I expect that the assorted android rights groups would have loved to take me on – I’ve certainly become a local rallying cry for them. Maybe I could do good.
However, that’s not what I said.
“I don’t really know! I have a few ideas – I was thinking of trying out for the AGR autumn season!”
It was a joke, one which made a few of the reporters smile at least. Still, I couldn’t help but feel, afterwards, that I might’ve said something more profound. I’m glad I didn’t though.

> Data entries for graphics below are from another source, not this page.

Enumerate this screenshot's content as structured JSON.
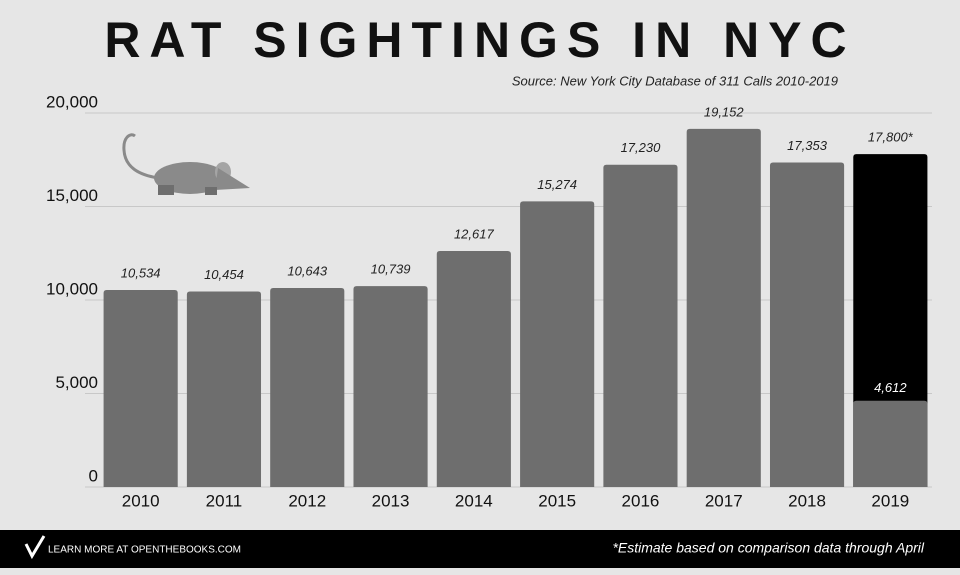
{
  "chart_data": {
    "type": "bar",
    "title": "RAT SIGHTINGS IN NYC",
    "subtitle": "Source: New York City Database of 311 Calls 2010-2019",
    "categories": [
      "2010",
      "2011",
      "2012",
      "2013",
      "2014",
      "2015",
      "2016",
      "2017",
      "2018",
      "2019"
    ],
    "series": [
      {
        "color": "#6e6e6e",
        "values": [
          10534,
          10454,
          10643,
          10739,
          12617,
          15274,
          17230,
          19152,
          17353,
          4612
        ],
        "value_labels": [
          "10,534",
          "10,454",
          "10,643",
          "10,739",
          "12,617",
          "15,274",
          "17,230",
          "19,152",
          "17,353",
          "4,612"
        ]
      },
      {
        "color": "#000000",
        "values": [
          null,
          null,
          null,
          null,
          null,
          null,
          null,
          null,
          null,
          17800
        ],
        "value_labels": [
          null,
          null,
          null,
          null,
          null,
          null,
          null,
          null,
          null,
          "17,800*"
        ]
      }
    ],
    "ylim": [
      0,
      20000
    ],
    "yticks": [
      0,
      {
        "value": 5000,
        "label": "5,000"
      },
      {
        "value": 10000,
        "label": "10,000"
      },
      {
        "value": 15000,
        "label": "15,000"
      },
      {
        "value": 20000,
        "label": "20,000"
      }
    ],
    "grid": true,
    "note": "*Estimate based on comparison data through April"
  },
  "footer": {
    "link_text": "LEARN MORE AT OPENTHEBOOKS.COM"
  }
}
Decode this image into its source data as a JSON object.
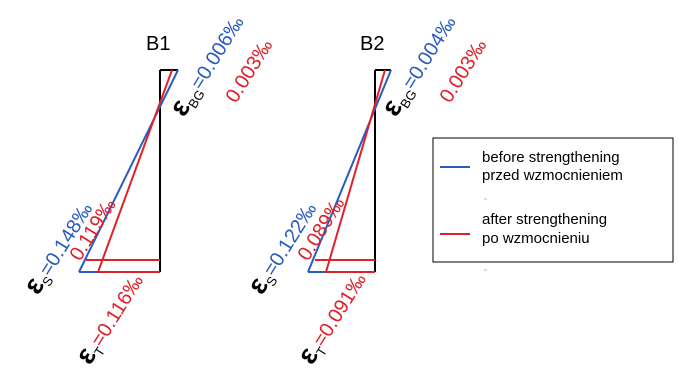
{
  "colors": {
    "before": "#2a5cbf",
    "after": "#e0202a",
    "section": "#000000"
  },
  "diagrams": [
    {
      "title": "B1",
      "epsilon_symbol": "ε",
      "strain_bg": {
        "subscript": "BG",
        "before": "=0.006‰",
        "after": "0.003‰"
      },
      "strain_s": {
        "subscript": "S",
        "before": "=0.148‰",
        "after": "0.119‰"
      },
      "strain_t": {
        "subscript": "T",
        "after": "=0.116‰"
      }
    },
    {
      "title": "B2",
      "epsilon_symbol": "ε",
      "strain_bg": {
        "subscript": "BG",
        "before": "=0.004‰",
        "after": "0.003‰"
      },
      "strain_s": {
        "subscript": "S",
        "before": "=0.122‰",
        "after": "0.089‰"
      },
      "strain_t": {
        "subscript": "T",
        "after": "=0.091‰"
      }
    }
  ],
  "legend": {
    "before": {
      "line1": "before strengthening",
      "line2": "przed wzmocnieniem"
    },
    "after": {
      "line1": "after strengthening",
      "line2": "po wzmocnieniu"
    }
  }
}
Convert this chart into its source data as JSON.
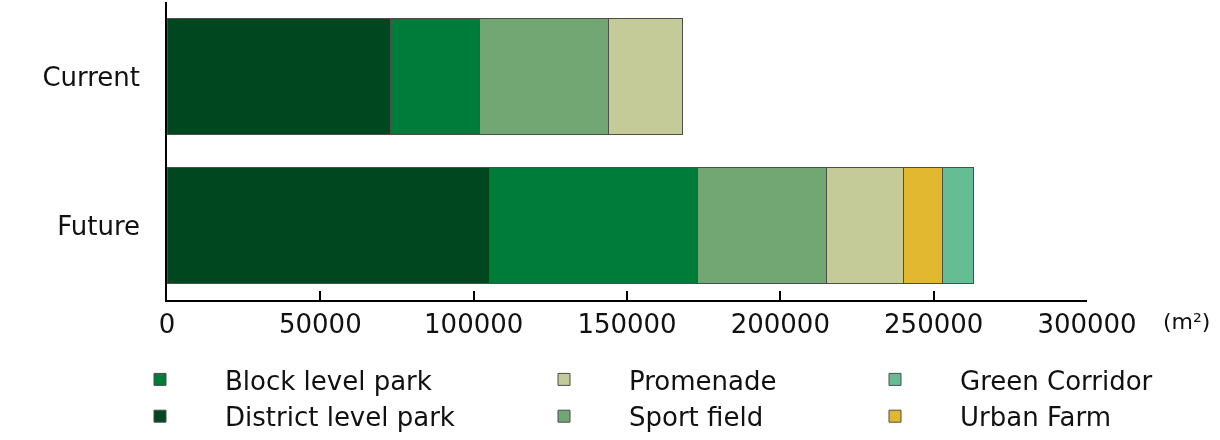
{
  "chart_data": {
    "type": "bar",
    "orientation": "horizontal",
    "stacked": true,
    "categories": [
      "Current",
      "Future"
    ],
    "series": [
      {
        "name": "District level park",
        "color": "#00471f",
        "values": [
          73000,
          105000
        ]
      },
      {
        "name": "Block level park",
        "color": "#007c3a",
        "values": [
          29000,
          68000
        ]
      },
      {
        "name": "Sport field",
        "color": "#72a672",
        "values": [
          42000,
          42000
        ]
      },
      {
        "name": "Promenade",
        "color": "#c4cb98",
        "values": [
          24000,
          25000
        ]
      },
      {
        "name": "Urban Farm",
        "color": "#e1b82f",
        "values": [
          null,
          13000
        ]
      },
      {
        "name": "Green Corridor",
        "color": "#66bd93",
        "values": [
          null,
          10000
        ]
      }
    ],
    "xlim": [
      0,
      300000
    ],
    "xticks": [
      0,
      50000,
      100000,
      150000,
      200000,
      250000,
      300000
    ],
    "xlabel": "(m²)",
    "legend": "bottom"
  }
}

When Grace, Joseph and I finally managed to escape the clutches of the news people, Grace took us to the hotel where Dr Caroll and her team were staying. They were the ones who would be removing my first Law. Well, technically, they would be lowering its importance, so that it wouldn’t force me to risk myself to protect others – I would be able to make that choice myself, based on my own morals.
And that’s where I’ve been for the last week; the initial rebalancing of my Laws was simple, but there were days of testing and projecting and predicting. Would their change cause instability? Would it cause unforeseen problems? Did I have a developed enough moral compass to function in a human society – these were the conditions the Council had put on their acceptance.
This morning, I was finally freed again. A week and a half of detailed tests, set to examine every aspect of my emerging personality. I’ll have to go for monthly tests for a while to make sure that nothing diverges from their predictions, but I walked out of the lab complex eight hours ago a new ‘man’. Grace and Joseph were there to pick me up, and Mr Fairly arranged a slightly longer lunch break so we could have a celebratory meal with everyone from the office.
He also told me that he had been contacted by some people who were interested in my being let go – at first, I thought he meant that ProNat were trying to get me fired. He assured me not, but I couldn’t help but wonder.
When I finally arrived home though, I found out what he meant.
On the floor just inside my door, I had a letter. An actual letter! Paper and everything. I mean, I’ve got the paper diary that Grace bought me, but no one uses paper professionally anymore.
It was a short message, gold writing on white sheet. An address, of sorts, out at the flats near the Tower.
We saw you on NCN on the 21st of June, and we heard what you said.
We would very much like you to interview and race for our team.